Le Passeur, en 1999, et Étrangère (avec pour acteur l’immense Maurice Garrel), en 2002, deux courts métrages faits en France (pays dans lequel elle vit et travaille depuis la fin de sa scolarité, en 1989) lui ont permis de s’exercer, se faire la main, et trouver ses marques avec la fiction.

Et instinctivement, c’est du côté du souvenir, de l’intime, qu’elle se tournera. La petite fille de Dans les champs de bataille a douze ans. Exactement l’âge qu’avait la réalisatrice en 1982, au plus fort de la guerre. Pour le reste, je ne sais pas si, comme son héroïne, elle espionnait les amours de la domestique, plus âgée qu’elle de cinq ou six décisives années. L’apprentissage des sens se fait par le regard. La guerre, c’est le son, cette chose qu’on ne voit jamais mais dont tout le monde parle et qui, certains soirs, crève le ciel d’un bruit insupportable. La sensualité précoce de Dans les champs de bataille passe par le souvenir, par une photo lointaine, celle que l’on garde en soi et que le temps n’effacera jamais, celle qui restitue entier le goût des premiers baisers. Un homme perdu, son second long métrage a, comme par hasard, pour héros un homme, un photographe. Que celui-ci ait pour sujets les femmes, le sexe des femmes, l’abîme dans l’amour, n’en fait pas moins un photographe de guerre. Mais une guerre intime, menée contre lui-même. Son double, l’autre homme, celui qui, sans savoir pourquoi, l’accompagne dans son voyage au bout de la nuit, a perdu la mémoire. Cette paire d’hommes démolis trouve sur son chemin, entre le Liban et la Jordanie, les filles perdues, filles des cabarets. Leurs nuits courent vers la dissolution, vers l’amnésie, la jouissance, la petite mort.

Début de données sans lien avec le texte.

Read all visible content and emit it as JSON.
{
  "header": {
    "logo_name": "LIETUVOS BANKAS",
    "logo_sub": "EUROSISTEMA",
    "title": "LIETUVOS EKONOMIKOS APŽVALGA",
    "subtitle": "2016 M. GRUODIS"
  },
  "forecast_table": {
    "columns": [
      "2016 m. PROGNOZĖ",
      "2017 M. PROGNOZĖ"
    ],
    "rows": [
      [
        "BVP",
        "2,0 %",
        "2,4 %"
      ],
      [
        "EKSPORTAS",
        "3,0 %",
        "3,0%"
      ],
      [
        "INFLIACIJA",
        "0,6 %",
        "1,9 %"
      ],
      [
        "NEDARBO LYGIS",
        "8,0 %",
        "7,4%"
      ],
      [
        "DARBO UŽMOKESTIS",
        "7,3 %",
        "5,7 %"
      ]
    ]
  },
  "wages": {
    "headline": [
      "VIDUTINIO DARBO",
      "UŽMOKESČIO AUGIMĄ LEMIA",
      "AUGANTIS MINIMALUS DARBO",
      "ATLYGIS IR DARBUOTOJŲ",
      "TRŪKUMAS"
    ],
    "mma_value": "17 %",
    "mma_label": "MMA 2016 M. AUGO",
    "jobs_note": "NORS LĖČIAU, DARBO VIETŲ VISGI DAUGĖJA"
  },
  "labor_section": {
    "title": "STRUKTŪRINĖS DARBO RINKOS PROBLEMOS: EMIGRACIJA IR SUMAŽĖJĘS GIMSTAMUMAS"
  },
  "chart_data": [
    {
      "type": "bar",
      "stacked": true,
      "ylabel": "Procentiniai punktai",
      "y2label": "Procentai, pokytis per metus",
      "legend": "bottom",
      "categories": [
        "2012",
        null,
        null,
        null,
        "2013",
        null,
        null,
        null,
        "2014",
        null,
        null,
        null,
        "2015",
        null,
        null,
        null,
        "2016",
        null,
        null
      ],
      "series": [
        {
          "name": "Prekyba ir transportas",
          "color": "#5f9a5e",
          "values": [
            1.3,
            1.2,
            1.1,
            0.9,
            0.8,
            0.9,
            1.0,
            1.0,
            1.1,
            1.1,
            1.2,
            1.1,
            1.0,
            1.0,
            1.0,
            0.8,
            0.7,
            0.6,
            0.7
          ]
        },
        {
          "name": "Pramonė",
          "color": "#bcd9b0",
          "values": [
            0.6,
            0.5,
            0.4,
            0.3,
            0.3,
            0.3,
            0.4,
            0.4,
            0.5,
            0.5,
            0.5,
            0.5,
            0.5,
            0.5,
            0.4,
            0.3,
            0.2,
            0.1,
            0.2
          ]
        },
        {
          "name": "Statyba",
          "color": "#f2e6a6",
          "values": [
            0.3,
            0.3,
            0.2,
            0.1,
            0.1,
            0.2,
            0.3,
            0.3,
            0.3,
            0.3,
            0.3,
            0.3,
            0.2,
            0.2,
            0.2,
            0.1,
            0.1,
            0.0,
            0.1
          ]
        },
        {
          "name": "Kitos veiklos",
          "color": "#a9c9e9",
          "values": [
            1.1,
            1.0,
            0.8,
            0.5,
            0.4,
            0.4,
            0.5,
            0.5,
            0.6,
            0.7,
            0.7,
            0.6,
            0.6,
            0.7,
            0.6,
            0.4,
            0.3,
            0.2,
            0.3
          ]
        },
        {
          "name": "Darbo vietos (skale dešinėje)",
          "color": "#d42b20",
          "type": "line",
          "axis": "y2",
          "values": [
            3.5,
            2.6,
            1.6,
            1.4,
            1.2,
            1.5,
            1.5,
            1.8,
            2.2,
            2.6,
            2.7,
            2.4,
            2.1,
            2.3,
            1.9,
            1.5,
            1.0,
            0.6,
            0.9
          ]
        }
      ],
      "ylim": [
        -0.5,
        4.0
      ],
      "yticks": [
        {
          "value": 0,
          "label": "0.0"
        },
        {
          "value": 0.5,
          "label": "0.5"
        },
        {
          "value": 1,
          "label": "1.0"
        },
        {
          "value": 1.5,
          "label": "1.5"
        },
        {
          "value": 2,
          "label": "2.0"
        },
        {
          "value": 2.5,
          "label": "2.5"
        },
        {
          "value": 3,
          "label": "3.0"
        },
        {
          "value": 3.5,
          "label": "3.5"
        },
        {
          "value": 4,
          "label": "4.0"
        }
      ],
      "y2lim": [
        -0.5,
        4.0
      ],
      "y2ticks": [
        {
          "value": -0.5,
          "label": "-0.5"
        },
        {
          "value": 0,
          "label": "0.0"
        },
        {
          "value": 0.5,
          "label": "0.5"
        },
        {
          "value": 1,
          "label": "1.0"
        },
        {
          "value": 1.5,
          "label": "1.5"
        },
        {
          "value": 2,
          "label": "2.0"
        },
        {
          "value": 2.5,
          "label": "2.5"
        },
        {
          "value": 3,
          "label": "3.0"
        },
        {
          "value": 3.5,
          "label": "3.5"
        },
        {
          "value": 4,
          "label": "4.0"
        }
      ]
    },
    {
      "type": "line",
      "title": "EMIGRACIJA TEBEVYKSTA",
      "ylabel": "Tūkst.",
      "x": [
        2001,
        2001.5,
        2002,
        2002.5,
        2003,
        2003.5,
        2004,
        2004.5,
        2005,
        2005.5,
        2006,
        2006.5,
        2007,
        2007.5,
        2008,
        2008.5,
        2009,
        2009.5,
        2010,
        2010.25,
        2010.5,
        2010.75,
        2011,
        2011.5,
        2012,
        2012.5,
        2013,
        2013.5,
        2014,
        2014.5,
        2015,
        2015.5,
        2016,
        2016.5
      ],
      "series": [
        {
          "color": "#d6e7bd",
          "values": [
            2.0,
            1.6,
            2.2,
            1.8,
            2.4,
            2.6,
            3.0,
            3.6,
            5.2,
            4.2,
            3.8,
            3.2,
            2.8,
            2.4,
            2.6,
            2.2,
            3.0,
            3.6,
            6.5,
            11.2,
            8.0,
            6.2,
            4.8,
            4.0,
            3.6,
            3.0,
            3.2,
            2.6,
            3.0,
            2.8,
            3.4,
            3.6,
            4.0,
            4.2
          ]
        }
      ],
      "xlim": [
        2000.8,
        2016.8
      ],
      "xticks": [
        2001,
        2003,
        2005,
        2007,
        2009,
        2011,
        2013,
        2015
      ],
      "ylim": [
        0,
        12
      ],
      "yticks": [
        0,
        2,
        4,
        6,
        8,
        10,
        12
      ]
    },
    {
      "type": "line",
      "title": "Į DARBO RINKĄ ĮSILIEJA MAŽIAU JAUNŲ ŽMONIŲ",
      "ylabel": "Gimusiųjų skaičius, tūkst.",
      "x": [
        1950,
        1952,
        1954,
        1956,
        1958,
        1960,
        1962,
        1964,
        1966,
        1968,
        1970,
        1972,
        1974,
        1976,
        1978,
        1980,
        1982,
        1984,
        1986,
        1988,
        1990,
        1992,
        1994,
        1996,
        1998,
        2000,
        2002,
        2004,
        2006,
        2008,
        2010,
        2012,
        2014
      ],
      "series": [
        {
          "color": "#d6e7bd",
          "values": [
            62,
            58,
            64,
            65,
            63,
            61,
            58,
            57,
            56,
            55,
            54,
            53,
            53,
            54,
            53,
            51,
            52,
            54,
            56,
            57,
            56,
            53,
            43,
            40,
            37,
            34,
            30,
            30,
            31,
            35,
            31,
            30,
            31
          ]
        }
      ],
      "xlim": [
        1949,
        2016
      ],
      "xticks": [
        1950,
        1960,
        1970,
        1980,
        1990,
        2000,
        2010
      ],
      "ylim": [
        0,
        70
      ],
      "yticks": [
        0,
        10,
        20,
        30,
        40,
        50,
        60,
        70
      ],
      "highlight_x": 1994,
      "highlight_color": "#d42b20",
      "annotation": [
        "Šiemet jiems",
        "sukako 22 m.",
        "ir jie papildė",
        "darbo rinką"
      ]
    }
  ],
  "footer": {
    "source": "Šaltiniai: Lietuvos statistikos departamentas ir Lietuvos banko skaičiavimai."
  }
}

Je ne peux m’empêcher de croiser ce film, inspiré en partie par sa rencontre avec les derniers grands fracassés de ce temps, l’écrivain William Vollmann et le photographe Antoine D’Agata, avec son premier court métrage Raddem. Sauf que, après dix ans de cinéma, de tournages sans interruption, la photo ici ne fait même plus preuve. Elle court tout droit vers la démolition. La seule chose, au fond qui n’a guère changé en dix années chez Danielle Arbid, c’est la guerre. Intacte. Encore d’un film à faire.